As part of that landmark $246 billion settlement, the states promised to spend significant portions of their individual settlements on tobacco-prevention programs. According to the Campaign for Tobacco-Free Kids, it’s a promise that will pay off in the long run by reducing tobacco consumption, disease and publicly funded treatment.
Thus far, it’s a promise only five states have kept. Montana is not one of them. In November 2000 Montana voters approved a constitutional amendment to place 40 percent of the tobacco settlement into a health care trust fund. Ninety percent of the interest generated by the trust—$2.9 million in 2001—will be spent on health-related programs. The remaining 60 percent is earmarked for the state’s general fund.
The Centers for Disease Control and Prevention (CDC) recommend that each state spend a minimum of between 20 and 25 percent of its settlement money annually on prevention programs. For Montana that amounts to between $9.3 million and $19.6 million. The state falls far short of those CDC recommendations, spending only $500,000—or 5 percent of the recommended minimum.
Lest anyone thinks that tobacco-prevention programs are unproven or a waste of money, consider the case of Florida, where tobacco use among children dropped by 47 percent after three years of aggressive anti-smoking programs. Or Oregon, which saw its tobacco use rate drop 41 percent among kids under 18, again because of tried and tested anti-smoking programs.

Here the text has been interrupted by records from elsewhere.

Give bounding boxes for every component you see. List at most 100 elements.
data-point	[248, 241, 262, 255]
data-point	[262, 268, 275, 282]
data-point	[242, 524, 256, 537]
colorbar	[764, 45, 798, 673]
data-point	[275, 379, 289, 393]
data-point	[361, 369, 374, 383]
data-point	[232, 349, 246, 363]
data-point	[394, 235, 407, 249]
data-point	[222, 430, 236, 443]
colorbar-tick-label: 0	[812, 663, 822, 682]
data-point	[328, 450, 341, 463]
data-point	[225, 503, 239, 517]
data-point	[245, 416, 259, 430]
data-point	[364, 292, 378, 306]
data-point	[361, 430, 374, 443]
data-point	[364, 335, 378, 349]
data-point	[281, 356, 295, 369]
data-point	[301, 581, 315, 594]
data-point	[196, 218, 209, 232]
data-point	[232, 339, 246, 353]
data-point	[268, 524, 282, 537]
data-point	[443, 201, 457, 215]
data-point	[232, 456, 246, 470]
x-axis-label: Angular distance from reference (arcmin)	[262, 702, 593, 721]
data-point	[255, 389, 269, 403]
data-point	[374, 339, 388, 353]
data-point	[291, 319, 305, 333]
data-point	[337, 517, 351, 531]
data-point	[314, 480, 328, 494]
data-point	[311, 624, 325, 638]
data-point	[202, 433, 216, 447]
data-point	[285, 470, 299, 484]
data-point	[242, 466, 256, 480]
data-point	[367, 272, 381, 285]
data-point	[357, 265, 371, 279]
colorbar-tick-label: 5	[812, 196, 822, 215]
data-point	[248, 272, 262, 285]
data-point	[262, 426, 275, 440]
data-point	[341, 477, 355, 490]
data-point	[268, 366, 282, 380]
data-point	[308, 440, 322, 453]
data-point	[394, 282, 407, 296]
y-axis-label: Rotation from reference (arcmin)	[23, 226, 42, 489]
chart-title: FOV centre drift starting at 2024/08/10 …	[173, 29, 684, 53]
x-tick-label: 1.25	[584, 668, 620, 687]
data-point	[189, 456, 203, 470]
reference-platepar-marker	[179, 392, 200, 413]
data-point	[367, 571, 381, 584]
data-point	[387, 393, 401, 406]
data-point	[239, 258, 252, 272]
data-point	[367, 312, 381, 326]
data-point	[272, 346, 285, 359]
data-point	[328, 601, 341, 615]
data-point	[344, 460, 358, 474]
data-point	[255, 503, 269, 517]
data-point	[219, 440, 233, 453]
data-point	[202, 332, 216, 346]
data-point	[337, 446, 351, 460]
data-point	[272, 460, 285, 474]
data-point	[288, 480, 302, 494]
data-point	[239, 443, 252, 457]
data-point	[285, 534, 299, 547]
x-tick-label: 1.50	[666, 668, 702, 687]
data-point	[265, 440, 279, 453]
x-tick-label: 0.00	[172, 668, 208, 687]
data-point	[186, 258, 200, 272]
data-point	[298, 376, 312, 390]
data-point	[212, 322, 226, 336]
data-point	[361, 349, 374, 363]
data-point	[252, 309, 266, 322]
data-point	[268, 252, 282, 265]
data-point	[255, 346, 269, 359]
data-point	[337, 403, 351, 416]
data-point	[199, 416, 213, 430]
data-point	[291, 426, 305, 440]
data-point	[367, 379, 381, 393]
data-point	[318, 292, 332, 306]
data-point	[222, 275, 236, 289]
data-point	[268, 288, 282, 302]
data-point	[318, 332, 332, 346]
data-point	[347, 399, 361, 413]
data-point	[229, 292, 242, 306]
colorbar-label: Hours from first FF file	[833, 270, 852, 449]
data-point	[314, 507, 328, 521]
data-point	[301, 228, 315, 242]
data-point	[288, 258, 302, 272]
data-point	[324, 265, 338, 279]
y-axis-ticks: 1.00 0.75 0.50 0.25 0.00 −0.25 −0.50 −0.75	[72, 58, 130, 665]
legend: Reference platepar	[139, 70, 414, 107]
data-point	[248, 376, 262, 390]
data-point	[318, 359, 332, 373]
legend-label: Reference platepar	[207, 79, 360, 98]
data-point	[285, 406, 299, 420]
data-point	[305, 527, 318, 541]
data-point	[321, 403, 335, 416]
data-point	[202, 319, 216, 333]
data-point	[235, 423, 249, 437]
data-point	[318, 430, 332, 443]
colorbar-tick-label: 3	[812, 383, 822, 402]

The Campaign for Tobacco-Free Kids estimates that some 2,000 kids take up smoking in Montana each year. Those same kids buy 3.8 million packs of cigarettes a year. If that number sounds astounding, consider the staggering amount of money the tobacco industry spends each year on advertising. In 1999, a year after the settlement, the tobacco industry upped its marketing nationwide by more than 22 percent to a whopping $22.5 million per day. That’s $26 million a year in advertising spent in Montana alone.
Tobacco kills 400,000 Americans every year, all preventable deaths that total more than the human cost of AIDS, alcohol, car wrecks, murders, suicides, illegal drugs and fires combined.